Toujours est-il qu’en arrivant à Los Angeles, j’ai les idées claires et je contacte tout de suite Quinn pour lui demander d’organiser dès demain une réunion avec Morgan et lui pour évoquer mon poste. Et l’avancée de l’enquête. Bref, je veux mettre fin à cette mascarade et ne plus rien avoir à faire avec ma patronne, parce que là, c’est compliqué à vivre tout ça. Jamais je n’aurais dû craquer avec elle, mais je n’arrive pas à regretter. C’était tellement bon.
J’évite autant que faire se peut tout contact avec Rafaela alors que Ben nous ramène à son domicile, j’essaie cependant d’être moins cassant que ce matin, au réveil. L’équilibre est fragile, mais pour discuter de tout et de rien, ça passe assez facilement.
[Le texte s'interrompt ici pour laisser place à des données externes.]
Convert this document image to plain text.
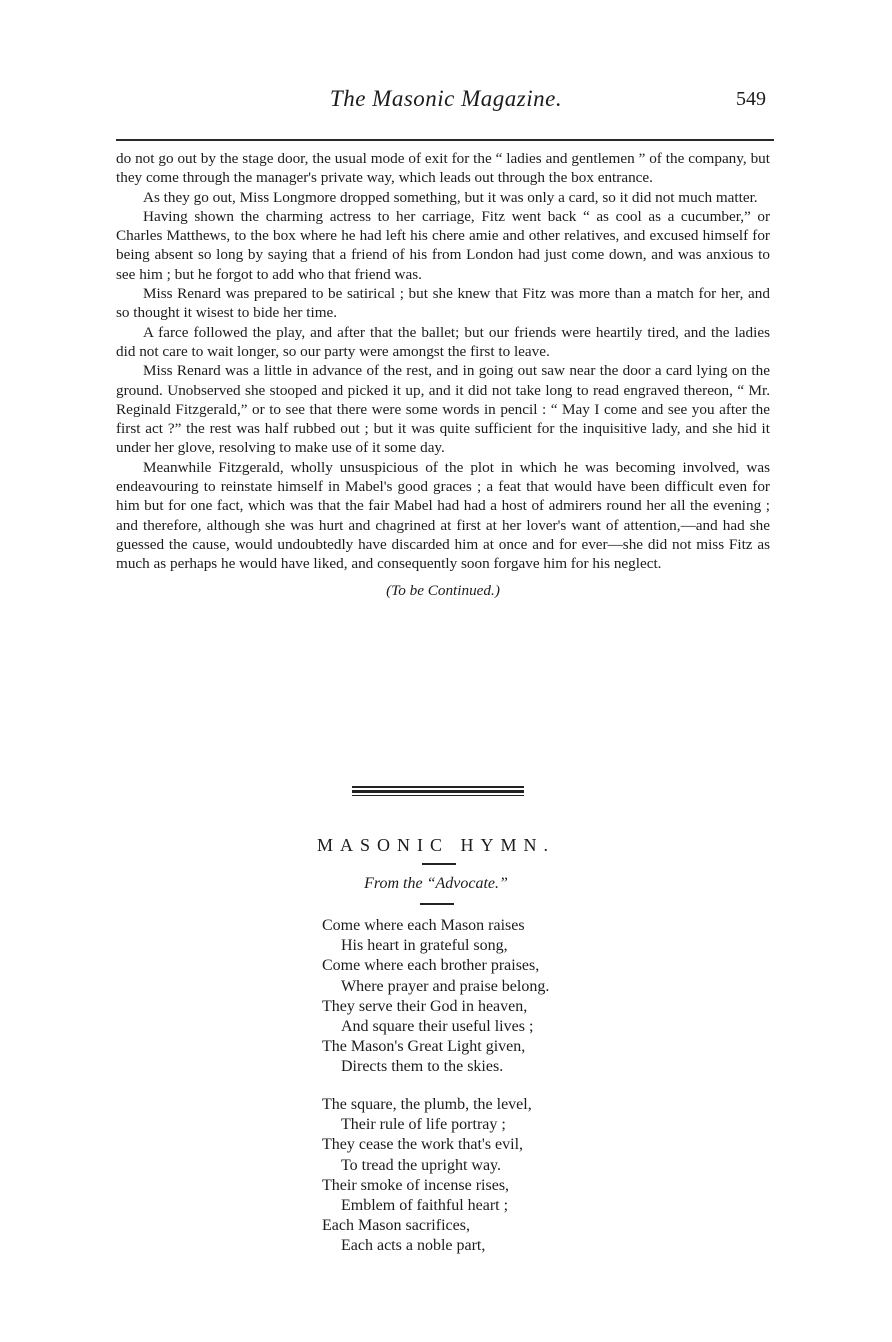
The Masonic Magazine.	549

do not go out by the stage door, the usual mode of exit for the “ ladies and gentlemen ” of the company, but they come through the manager's private way, which leads out through the box entrance.

As they go out, Miss Longmore dropped something, but it was only a card, so it did not much matter.

Having shown the charming actress to her carriage, Fitz went back “ as cool as a cucumber,” or Charles Matthews, to the box where he had left his chere amie and other relatives, and excused himself for being absent so long by saying that a friend of his from London had just come down, and was anxious to see him ; but he forgot to add who that friend was.

Miss Renard was prepared to be satirical ; but she knew that Fitz was more than a match for her, and so thought it wisest to bide her time.

A farce followed the play, and after that the ballet; but our friends were heartily tired, and the ladies did not care to wait longer, so our party were amongst the first to leave.

Miss Renard was a little in advance of the rest, and in going out saw near the door a card lying on the ground. Unobserved she stooped and picked it up, and it did not take long to read engraved thereon, “ Mr. Reginald Fitzgerald,” or to see that there were some words in pencil : “ May I come and see you after the first act ?” the rest was half rubbed out ; but it was quite sufficient for the inquisitive lady, and she hid it under her glove, resolving to make use of it some day.

Meanwhile Fitzgerald, wholly unsuspicious of the plot in which he was becoming involved, was endeavouring to reinstate himself in Mabel's good graces ; a feat that would have been difficult even for him but for one fact, which was that the fair Mabel had had a host of admirers round her all the evening ; and therefore, although she was hurt and chagrined at first at her lover's want of attention,—and had she guessed the cause, would undoubtedly have discarded him at once and for ever—she did not miss Fitz as much as perhaps he would have liked, and consequently soon forgave him for his neglect.

(To be Continued.)

MASONIC HYMN.
From the “Advocate.”
Come where each Mason raises
His heart in grateful song,
Come where each brother praises,
Where prayer and praise belong.
They serve their God in heaven,
And square their useful lives ;
The Mason's Great Light given,
Directs them to the skies.
The square, the plumb, the level,
Their rule of life portray ;
They cease the work that's evil,
To tread the upright way.
Their smoke of incense rises,
Emblem of faithful heart ;
Each Mason sacrifices,
Each acts a noble part,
Et Rafaela n’a pas dû dormir beaucoup dans l’avion car elle a l’air épuisée et file se coucher rapidement, me laissant seul avec Ben.
— Je suis dans la merde, hein ? lui demandé-je alors qu’il s’apprête à regagner son chez-lui.
— On ne mélange pas le cul et le boulot, c’est sûr… Ce n’était pas très judicieux de votre part à tous les deux, mais ce sont des choses qui arrivent, non ?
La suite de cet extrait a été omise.